Re: those “brave fingers marked with the purple ink,” Christopher Orlet retorts in AmSpec, “[T]here is more to liberal democracy than voting one day and slitting your neighbor’s throat the next.”

To his credit, as of this moment, Bush is still refusing to talk to Iran and Syria. Instead, he’s going to talk to everyone else.

[T]he United States wants Saudi Arabia, Jordan and Egypt to work to drive a wedge between the Iraqi prime minister, Nouri Kamal al-Maliki, and the anti-American Shiite cleric Moktada al-Sadr, whose Mahdi Army has been behind many of the Shiite reprisal attacks in Iraq, a senior administration official said. That would require getting the predominantly Sunni Arab nations to work to get moderate Sunni Iraqis to support Mr. Maliki, a Shiite.

If the Iraqi Sunni parties back Maliki, he won’t have to depend on Sadr’s group for his majority in parliament and can crack down on the Mahdi army in earnest.
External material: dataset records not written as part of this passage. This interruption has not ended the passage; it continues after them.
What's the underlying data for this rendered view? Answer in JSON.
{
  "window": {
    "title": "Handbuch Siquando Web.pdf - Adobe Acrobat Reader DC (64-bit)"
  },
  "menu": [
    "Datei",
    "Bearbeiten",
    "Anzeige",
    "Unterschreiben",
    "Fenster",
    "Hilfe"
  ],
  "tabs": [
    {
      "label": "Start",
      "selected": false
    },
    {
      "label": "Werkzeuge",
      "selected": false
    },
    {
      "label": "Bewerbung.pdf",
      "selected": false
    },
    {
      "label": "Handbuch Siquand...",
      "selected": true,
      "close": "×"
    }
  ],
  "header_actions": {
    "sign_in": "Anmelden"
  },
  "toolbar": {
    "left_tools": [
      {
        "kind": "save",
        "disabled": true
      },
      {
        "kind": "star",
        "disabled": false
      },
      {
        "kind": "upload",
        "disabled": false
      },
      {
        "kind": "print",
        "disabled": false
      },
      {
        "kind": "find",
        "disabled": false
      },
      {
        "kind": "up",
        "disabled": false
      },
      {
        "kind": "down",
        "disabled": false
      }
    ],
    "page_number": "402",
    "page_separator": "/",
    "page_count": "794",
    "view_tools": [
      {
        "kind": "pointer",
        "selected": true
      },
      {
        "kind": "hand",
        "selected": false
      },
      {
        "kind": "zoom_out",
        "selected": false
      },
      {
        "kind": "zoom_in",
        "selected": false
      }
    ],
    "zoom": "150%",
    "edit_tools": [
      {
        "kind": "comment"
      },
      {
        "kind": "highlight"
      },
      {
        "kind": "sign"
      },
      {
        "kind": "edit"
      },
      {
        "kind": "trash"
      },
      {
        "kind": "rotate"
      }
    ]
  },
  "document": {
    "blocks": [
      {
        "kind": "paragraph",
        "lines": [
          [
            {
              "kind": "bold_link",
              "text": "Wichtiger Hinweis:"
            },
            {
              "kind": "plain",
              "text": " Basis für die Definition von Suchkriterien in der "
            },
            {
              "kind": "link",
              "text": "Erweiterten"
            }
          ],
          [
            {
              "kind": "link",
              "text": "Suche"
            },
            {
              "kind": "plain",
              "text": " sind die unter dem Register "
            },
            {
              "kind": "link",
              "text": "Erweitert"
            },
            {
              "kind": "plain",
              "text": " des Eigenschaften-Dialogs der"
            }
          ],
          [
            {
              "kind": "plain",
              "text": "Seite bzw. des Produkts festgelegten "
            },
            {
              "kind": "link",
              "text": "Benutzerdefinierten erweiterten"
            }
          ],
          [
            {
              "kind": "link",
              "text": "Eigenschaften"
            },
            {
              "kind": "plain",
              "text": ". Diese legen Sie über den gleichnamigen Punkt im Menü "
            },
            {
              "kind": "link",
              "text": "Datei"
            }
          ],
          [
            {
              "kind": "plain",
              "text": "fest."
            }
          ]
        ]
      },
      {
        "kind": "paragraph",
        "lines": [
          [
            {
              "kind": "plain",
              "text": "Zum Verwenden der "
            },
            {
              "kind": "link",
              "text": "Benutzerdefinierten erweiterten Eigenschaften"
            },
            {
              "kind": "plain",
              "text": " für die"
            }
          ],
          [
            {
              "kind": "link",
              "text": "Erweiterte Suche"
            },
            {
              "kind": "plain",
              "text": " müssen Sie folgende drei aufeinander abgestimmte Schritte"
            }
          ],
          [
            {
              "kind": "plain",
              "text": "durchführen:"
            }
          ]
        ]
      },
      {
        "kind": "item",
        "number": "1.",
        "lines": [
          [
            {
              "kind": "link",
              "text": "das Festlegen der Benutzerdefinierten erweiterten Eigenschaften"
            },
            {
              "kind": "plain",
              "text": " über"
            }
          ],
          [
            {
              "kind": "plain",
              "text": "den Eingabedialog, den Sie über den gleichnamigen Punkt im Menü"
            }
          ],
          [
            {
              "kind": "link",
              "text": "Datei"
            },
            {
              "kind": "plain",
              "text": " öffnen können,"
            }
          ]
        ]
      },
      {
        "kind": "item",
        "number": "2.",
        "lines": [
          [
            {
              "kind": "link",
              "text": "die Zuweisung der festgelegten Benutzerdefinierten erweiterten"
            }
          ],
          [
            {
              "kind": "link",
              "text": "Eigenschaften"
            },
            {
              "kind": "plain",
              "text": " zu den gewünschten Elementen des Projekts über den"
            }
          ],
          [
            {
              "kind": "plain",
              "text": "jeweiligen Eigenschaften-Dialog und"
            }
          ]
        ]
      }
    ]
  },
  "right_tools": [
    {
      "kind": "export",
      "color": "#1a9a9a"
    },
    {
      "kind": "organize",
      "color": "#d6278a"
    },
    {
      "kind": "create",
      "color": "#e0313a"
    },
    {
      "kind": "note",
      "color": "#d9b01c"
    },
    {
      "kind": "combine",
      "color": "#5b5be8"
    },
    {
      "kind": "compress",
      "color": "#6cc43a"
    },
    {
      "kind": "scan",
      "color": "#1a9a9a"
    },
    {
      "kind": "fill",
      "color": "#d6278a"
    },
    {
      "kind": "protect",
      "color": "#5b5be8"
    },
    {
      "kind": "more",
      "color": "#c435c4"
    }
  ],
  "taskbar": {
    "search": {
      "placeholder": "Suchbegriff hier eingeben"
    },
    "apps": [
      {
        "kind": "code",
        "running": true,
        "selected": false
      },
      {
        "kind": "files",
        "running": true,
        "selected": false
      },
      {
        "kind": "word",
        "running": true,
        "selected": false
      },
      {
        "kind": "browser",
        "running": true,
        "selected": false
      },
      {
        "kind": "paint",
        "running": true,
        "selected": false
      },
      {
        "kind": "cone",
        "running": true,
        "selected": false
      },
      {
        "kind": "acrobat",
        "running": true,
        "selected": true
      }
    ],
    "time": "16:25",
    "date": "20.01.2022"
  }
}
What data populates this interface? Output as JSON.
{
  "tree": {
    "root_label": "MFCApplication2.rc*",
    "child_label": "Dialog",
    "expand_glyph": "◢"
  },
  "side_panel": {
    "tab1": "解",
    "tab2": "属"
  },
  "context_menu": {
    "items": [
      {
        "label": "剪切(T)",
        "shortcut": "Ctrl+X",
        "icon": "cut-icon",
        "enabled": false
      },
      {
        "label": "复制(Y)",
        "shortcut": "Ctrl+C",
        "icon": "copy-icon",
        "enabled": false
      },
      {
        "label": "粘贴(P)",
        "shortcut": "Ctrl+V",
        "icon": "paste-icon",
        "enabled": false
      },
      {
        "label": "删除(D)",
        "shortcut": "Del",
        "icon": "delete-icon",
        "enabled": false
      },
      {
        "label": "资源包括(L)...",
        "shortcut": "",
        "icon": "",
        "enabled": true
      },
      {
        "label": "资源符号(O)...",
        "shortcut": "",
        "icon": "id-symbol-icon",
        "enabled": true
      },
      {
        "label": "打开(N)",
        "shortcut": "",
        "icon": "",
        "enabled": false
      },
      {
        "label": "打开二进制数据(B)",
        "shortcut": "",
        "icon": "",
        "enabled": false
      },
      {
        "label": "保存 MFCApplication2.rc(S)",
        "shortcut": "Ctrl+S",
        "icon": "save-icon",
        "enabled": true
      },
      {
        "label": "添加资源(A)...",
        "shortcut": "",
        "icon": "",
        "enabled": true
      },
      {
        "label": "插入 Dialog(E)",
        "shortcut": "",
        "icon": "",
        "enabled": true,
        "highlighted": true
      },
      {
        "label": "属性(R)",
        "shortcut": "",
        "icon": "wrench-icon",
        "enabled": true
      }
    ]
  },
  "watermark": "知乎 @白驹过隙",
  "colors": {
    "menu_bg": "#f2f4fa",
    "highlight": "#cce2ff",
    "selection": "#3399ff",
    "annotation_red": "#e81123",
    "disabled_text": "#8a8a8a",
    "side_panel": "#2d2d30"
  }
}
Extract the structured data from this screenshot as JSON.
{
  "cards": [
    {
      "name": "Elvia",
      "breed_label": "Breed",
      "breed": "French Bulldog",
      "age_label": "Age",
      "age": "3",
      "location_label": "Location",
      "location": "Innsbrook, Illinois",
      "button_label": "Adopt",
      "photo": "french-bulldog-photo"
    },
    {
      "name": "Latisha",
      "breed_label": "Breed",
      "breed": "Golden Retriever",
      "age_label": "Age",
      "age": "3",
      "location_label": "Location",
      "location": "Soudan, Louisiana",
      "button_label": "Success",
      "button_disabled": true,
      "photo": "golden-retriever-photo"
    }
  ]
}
That might be the one silver lining in the dark cloud of al-Sadr’s rise to power: he’s such a force now that he’s starting to scare the shinola out of Iraq’s Sunni neighbors, who are already worried about Iran and Hezbollah. Civil war in Iraq is in no one’s interest except the Shiites’, so this might be the Sunni powers’ last chance to roll back the tide before their enemies control another part of the region. Incentive enough to want to help out.

They’d better move fast. Talabani was in Tehran today and he was kissing more than Ahmadinejad’s cheek.


Update: Like I was saying, the Sunnis don’t have much time here.

A senior American intelligence official said Monday that the Iranian-backed group Hezbollah had been training members of the Mahdi Army, the Iraqi Shiite militia led by Moktada al-Sadr.

The official said that 1,000 to 2,000 fighters from the Mahdi Army and other Shiite militias had been trained by Hezbollah in Lebanon. A small number of Hezbollah operatives have also visited Iraq to help with training, the official said.

Iran has facilitated the link between Hezbollah and the Shiite militias in Iraq, the official said…

The new American account is consistent with a claim made in Iraq this summer by a mid-level Mahdi commander, who said his militia had sent 300 fighters to Lebanon, ostensibly to fight alongside Hezbollah. “They are the best-trained fighters in the Mahdi Army,” he said, speaking on condition of anonymity…

While Iran wants a stable Iraq, the official said, it sees an advantage in “managed instability in the short term” to bog down the American military and defeat the Bush administration’s objectives in the region.

They suspect the Mahdi army fighters traveled to Lebanon through Syria. There are, supposedly, also reports of Syria having met with the leader of the Iranian Revolutionary Guards and Lebanese arch-terrorist Imad Mugniyah to plot further mayhem in Iraq.